Lundi 14 octobre

Note 1 : Ce billet contient des références à un jeu vidéo. Il est compréhensible même si vous n’êtes pas adepte.

Note 2 : Gros spoilers pour Persona 4.

Adachi est de retour. Ça faisait longtemps. Adachi, c’est le nom que j’ai fini par donner à ce sentiment qui s’empare de moi, lorsque mon humeur change de phase. C’est souvent en automne, souvent lorsque les nuits rallongent. Je l’avais prévu. L’autre soir, j’ai dit texto à S. : « Si tu me vois commencer à froncer les sourcils sans raison, à être agressif, botte-moi les fesses. Je te le demande comme une faveur. »

Tohru Adachi, c’est le nom du méchant du jeu vidéo Persona 4. Un jeu dans lequel, un mystérieux meurtrier – on découvrira à la fin que c’est Adachi, donc – attire ses victimes dans un monde qui reflète leurs désirs et leurs peurs inavouées. Et sur lequel règnent les ombres : des incarnations de ce que les victimes refusent de s’avouer. Et c’est justement ce refus qui nourrit ces ombres et, finalement, les amène à tuer leurs hôtes.

Ce qui est drôle, c’est qu’Adachi, c’est mon ombre, justement. Il est tout ce que je déteste chez moi.

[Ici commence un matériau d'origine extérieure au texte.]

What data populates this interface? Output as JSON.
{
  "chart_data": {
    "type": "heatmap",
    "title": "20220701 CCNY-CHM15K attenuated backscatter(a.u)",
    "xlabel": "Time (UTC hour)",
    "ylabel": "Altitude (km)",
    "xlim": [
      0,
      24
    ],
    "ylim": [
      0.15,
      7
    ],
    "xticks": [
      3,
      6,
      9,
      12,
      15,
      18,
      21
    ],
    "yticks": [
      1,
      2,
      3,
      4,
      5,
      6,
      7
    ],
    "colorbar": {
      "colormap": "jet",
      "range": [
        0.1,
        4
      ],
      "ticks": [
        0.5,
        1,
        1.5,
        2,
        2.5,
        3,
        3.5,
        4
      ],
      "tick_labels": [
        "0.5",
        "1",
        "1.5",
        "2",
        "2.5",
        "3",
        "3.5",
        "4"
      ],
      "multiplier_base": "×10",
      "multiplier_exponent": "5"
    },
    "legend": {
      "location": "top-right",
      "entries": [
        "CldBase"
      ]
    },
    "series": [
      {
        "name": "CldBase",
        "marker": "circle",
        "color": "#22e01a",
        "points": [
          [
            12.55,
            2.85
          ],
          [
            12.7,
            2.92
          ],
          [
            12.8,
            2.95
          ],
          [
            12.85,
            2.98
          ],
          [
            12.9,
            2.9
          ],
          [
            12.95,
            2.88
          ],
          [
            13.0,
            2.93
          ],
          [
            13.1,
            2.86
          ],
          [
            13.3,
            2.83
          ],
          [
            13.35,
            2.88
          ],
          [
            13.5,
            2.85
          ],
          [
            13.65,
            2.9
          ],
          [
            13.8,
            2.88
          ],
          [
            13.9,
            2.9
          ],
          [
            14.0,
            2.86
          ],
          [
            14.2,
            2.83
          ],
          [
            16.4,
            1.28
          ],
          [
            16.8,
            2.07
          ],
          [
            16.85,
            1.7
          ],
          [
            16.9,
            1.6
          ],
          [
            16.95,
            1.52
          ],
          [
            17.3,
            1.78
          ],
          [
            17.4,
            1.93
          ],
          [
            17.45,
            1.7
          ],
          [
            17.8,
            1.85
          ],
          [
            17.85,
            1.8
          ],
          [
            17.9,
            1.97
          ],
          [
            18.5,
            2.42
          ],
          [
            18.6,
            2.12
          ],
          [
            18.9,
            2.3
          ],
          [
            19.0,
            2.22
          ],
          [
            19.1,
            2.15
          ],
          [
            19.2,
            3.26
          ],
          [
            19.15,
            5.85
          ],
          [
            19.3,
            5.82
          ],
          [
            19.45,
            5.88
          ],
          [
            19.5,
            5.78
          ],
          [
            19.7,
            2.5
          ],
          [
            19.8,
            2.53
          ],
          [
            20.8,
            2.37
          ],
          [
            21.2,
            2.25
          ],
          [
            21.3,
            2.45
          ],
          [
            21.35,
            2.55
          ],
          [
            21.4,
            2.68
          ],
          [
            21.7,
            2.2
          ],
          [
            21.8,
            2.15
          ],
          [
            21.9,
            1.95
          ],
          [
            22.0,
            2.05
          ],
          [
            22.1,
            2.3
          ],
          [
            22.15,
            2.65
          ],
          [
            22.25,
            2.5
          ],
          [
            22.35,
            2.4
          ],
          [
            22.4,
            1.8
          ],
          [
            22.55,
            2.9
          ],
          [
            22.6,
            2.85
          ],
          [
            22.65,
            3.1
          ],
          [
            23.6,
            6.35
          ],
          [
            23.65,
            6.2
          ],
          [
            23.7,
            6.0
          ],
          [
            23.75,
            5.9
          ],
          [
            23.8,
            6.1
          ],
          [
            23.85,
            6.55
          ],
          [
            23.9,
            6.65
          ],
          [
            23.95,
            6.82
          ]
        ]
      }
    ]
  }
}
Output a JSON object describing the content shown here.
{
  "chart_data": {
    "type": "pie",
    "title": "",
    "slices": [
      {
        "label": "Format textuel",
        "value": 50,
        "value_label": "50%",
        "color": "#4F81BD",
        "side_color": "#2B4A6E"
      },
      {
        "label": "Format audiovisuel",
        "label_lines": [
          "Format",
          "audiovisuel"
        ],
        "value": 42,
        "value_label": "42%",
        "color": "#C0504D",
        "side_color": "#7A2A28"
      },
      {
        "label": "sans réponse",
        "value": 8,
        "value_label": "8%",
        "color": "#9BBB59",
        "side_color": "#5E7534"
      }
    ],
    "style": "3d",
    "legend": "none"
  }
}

Adachi tue par ennui. Par déplaisir. Par sentiment que la vie ne lui apporte pas ce qu’il mérite. Adachi est maladroit et attendrissant, sadique et pusillanime. Adachi tue pour les mêmes raisons que je déteste. Car au fond, je suis lui. Et en cette mi-octobre, j’en ai déjà assez. J’en ai assez d’arriver le matin au boulot en souriant. En me focalisant comme un forcené sur tout ce que mon métier, mes élèves, et les gens qui m’entourent ont de bon. C’est un mensonge, évidemment que c’est un mensonge. Les élèves sont profondément malveillants et n’ont rien à foutre de ce que je peux raconter. Mes efforts, immenses, en toucheront quoi ? Cinq ou six ? À tout casser ? Et qui ça intéresse ? Parce qu’il est acquis que Monsieur Samovar est un éternel optimiste. Monsieur Samovar rigole au nez des difficultés, c’est pratique, ça dispense de se préoccuper de lui, ça permet de le prendre à parti quand on a un souci. Avant qu’il retourne en cours et qu’il déverse des tonnes de guimauve pédagogique écœurante sur du vide. Parce que tout ça ne sert à rien.

J’ai beau avoir joué à Persona 4 encore relativement jeune – j’avais une trentaine d’années – je n’ai pas réussi à retenir la leçon, pourtant simple, qu’il y avait à tirer de cette aventure. « Tu es moi, je suis toi. » J’ai englouti Adachi sous les insultes. J’en ai fait le démon à combattre, la preuve flagrante qu’il était nécessaire de se barder d’encore plus de pureté, de bienveillance, de foi en les élèves. Qu’il fallait se reprocher le moindre doute quant au bien de notre mission éducative, forcément pleine de sens. Que l’altruisme était la seule planche de salut.

Adachi n’est pas quelqu’un de bien. Quelqu’un de bien ne tue pas des gens en les poussant à travers des télévisions magiques. Mais sa voix insupportable et sa dégaine, maigre et leste, elles font partie de moi. Si je m’accroche à ce boulot de prof, c’est que j’ai un compte à régler avec lui, évidemment. Bien sûr que je veux prouver que je suis supérieur à tous ces gens, tellement égoïste. Que je suis suffisamment futé et manipulateur pour faire de classes d’élèves peu concernés des légions prêtes à me suivre. Que j’ai compris comment fonctionne ce monde débile.

Je suis ça. Mais parfois aussi, lorsque la lune croît, lorsque les ombres forment un chemin, j’arrive à discerner une cohérence, dans le chaos. Personne ne m’a demandé d’affecter l’optimisme ou la foi. Si je le fais, c’est aussi parce que ça me rend heureux. Parce qu’il existe des victoires, de vraies victoires avec mes élèves, souvent inattendues, et donc d’autant plus belles. Que ce chemin, il est issu de ma volonté. Et de celles de mes élèves, et de mes collègues. Qui, bien plus souvent qu’à leur tour, ont su me tendre la main. Et leur reprocher de ne pas le faire à l’instant même où je le veux serait bien futile.

Alors oui. Cette ombre existe. Dans Persona 4, et c’est là la limite de la fiction, l’accepter la transfigure en la créature titulaire du jeu : une Persona. Un masque puissant, aidant les héros à affronter les obstacles sur leur chemin. Je n’en suis pas encore là. Mon ombre subsiste. Et à défaut de la sublimer totalement, j’accepte désormais que nous cheminions côte à côte. Que nous partagions la douleur comme la joie.

Je ne suis pas qu’Adachi. Comme je suis lui.